Reynolds American Inc. CEO Susan M. Ivey made $16.2 million last year, about 84 percent more than the previous year as the nation’s second-biggest tobacco company struggled with declines in cigarette demand, according to a calculation by The Associated Press based on government filings.
Last year, the maker of Camel and Pall Mall cigarettes, and Kodiak and Grizzly smokeless tobacco saw its profit fall about 28 percent as revenue fell by 4.8 percent. The cigarette maker raised prices to offset sales volume declines it blamed on the economy and a 62-cents-per-pack federal tax increase that began in April.
For the year, Reynolds American said cigarette volumes fell 8.7 percent, while the company estimates an industry overall decline of 8.6 percent.
More than half of Ivey’s pay package was accounted for in $8.5 million for a performance-based incentive bonus for 2009 and cash settlement of a 2007 long-term incentive plan. Her salary grew about 1 percent to $1.3 million.
The value of her stock options and stock awards nearly tripled to $6.2 million.
Ivey, who has headed the company since January 2004, was also given other compensation worth $198,217, which included a $79,000 payment given in place of the company’s old executive perks program and personal flights on company-owned planes valued at about $11,500.
In 2008, Ivey’s compensation was valued at $8.8 million.
Reynolds American also announced that it will hold its annual shareholders meeting on May 7 at its Winston-Salem, N.C., headquarters.

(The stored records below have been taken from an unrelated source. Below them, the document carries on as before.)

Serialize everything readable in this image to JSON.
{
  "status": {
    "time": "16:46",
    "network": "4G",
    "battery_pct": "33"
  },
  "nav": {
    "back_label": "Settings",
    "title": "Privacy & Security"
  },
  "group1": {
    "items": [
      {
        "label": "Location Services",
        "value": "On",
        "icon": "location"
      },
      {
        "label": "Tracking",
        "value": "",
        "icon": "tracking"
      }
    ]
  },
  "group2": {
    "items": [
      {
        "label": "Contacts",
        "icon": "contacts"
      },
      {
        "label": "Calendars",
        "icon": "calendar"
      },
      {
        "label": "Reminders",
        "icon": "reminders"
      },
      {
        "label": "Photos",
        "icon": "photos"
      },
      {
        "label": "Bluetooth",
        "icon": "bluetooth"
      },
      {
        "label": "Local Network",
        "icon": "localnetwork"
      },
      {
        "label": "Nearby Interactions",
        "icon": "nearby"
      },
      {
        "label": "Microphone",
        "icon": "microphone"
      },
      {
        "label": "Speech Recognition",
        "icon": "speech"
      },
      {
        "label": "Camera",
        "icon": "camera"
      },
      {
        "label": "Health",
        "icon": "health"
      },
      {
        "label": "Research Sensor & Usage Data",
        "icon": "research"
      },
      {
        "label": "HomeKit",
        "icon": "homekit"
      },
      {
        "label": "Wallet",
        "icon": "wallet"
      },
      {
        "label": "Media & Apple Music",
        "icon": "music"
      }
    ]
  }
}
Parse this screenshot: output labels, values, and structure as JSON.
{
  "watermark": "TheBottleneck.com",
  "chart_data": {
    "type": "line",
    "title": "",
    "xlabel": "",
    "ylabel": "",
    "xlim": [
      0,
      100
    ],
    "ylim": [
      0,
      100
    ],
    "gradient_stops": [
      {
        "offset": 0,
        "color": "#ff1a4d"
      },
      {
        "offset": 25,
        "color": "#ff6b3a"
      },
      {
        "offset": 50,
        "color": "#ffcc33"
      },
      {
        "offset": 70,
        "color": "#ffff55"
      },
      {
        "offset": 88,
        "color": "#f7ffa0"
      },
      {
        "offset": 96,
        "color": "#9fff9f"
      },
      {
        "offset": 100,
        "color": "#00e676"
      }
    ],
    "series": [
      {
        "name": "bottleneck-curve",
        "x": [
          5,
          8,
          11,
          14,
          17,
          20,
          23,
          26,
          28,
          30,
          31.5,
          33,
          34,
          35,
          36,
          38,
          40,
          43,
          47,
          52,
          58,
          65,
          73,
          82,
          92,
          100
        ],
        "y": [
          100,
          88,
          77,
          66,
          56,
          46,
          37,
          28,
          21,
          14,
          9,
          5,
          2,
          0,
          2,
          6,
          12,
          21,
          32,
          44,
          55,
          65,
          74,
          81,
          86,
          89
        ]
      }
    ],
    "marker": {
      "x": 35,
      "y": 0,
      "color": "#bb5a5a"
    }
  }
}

The Associated Press formula is designed to isolate the value the company’s board placed on the executive’s total compensation package during the last fiscal year.
It includes salary, bonus, performance-related bonuses, perks, above-market returns on deferred compensation and the estimated value of stock options and awards granted during the year. The calculations don’t include changes in the present value of pension benefits, making the AP total different in most cases than the total reported by companies to the Securities and Exchange Commission.